Although the particle boards of Examples 9 and 12 easily dissipate formaldehyde, the bending strength was high, and the bending strength was about the same as that of the particle boards of Examples 1 to 13 and, for example. The content of the urea resin in terms of solid content with respect to the total mass in terms of solid content of the particle board is 10% by mass in the case of Example 9 and 5% by mass in the case of Example 12. On the other hand, the content of the epoxy resin in terms of solid content with respect to the total mass in terms of solid content of the particle board is 1% by mass in each of Examples 1 to 13 and 13.
As described above, according to the present invention, it is possible to reduce the emission of formaldehyde while exhibiting high bending strength even with a small amount of epoxy resin as compared with the case of using urea resin.

Claims (3)

Contains starch and epoxy resin,
The mass ratio of the starch to the epoxy resin is starch: epoxy resin = 8: 1 to 30: 1, which is the same as that of the wood board adhesive (however, the carboxyl group-containing monomer and the carboxyl group-containing monomer).

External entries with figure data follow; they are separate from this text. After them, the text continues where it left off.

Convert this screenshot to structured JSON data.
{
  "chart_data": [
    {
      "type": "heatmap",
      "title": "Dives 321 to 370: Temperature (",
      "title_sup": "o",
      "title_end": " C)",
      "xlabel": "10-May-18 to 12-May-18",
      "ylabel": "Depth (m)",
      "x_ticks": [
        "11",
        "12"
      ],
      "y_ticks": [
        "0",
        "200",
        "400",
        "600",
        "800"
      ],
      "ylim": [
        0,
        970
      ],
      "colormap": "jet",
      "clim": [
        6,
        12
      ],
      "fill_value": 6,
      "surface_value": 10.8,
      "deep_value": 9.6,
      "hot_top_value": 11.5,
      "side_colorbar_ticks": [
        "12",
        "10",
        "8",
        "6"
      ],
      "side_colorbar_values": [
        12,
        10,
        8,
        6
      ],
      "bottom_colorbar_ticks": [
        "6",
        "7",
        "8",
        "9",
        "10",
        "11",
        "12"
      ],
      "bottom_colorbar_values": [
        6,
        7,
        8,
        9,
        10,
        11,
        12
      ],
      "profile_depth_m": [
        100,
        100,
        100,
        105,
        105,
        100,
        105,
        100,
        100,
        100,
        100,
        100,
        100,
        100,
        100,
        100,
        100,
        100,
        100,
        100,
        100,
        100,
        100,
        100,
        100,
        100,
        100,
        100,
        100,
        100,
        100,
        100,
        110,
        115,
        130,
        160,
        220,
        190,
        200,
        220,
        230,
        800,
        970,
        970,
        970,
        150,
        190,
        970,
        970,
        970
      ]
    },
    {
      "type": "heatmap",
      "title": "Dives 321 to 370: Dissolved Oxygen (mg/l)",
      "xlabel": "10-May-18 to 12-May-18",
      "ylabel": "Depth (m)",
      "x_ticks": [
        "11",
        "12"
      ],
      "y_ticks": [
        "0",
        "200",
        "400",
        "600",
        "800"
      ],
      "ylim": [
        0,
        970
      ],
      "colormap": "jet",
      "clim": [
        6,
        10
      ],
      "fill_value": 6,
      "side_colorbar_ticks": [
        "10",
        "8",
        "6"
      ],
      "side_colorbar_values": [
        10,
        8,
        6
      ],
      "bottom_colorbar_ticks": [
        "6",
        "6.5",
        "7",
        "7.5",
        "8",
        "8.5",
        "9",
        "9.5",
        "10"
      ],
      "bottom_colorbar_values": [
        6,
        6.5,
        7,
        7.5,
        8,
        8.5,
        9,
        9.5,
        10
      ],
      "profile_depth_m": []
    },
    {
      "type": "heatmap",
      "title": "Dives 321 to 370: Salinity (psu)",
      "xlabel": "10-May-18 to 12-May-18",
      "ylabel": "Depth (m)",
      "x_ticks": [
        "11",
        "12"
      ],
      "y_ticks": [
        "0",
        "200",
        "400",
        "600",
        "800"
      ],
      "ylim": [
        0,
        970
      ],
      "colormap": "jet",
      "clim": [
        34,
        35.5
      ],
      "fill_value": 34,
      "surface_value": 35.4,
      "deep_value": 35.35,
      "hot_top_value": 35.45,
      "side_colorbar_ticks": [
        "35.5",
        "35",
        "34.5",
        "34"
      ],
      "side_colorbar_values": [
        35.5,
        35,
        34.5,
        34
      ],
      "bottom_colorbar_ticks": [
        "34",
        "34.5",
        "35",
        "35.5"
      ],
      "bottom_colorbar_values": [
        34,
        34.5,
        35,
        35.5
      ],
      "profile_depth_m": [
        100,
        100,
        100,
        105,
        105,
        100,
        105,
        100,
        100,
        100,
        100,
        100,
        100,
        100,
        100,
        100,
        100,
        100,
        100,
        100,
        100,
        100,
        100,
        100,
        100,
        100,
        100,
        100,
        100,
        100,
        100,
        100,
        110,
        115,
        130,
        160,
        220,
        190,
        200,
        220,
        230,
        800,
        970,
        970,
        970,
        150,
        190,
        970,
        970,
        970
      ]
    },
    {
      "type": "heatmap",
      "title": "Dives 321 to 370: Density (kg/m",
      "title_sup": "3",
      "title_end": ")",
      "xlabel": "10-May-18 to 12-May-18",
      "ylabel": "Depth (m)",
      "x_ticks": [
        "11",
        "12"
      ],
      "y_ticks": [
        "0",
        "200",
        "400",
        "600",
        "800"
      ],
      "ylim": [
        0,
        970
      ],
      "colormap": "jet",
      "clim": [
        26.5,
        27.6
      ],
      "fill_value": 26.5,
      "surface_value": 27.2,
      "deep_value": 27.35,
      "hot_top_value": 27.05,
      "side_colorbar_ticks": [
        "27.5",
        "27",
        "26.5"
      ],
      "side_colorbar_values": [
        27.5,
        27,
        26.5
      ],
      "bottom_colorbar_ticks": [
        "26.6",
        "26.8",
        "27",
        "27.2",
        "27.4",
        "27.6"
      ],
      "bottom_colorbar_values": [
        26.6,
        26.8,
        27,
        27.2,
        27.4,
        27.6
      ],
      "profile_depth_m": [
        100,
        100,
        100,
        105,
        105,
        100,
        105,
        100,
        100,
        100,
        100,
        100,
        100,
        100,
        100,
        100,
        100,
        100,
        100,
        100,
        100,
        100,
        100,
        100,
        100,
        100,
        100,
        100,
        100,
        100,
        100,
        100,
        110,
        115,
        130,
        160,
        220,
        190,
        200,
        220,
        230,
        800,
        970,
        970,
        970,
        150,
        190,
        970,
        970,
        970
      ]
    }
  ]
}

An aqueous resin emulsion obtained by emulsion polymerization of a polymerizable radically polymerizable monomer, which comprises at least one of an aqueous resin emulsion containing acetacetylated polyvinyl alcohol and an ethylene-vinyl acetate copolymer system emulsion. (Excluding those). The adhesive for wood board according to claim 1, wherein the starch is modified starch. The adhesive for wood board according to claim 2, wherein the modified starch is a phosphoric acid monoesterified starch.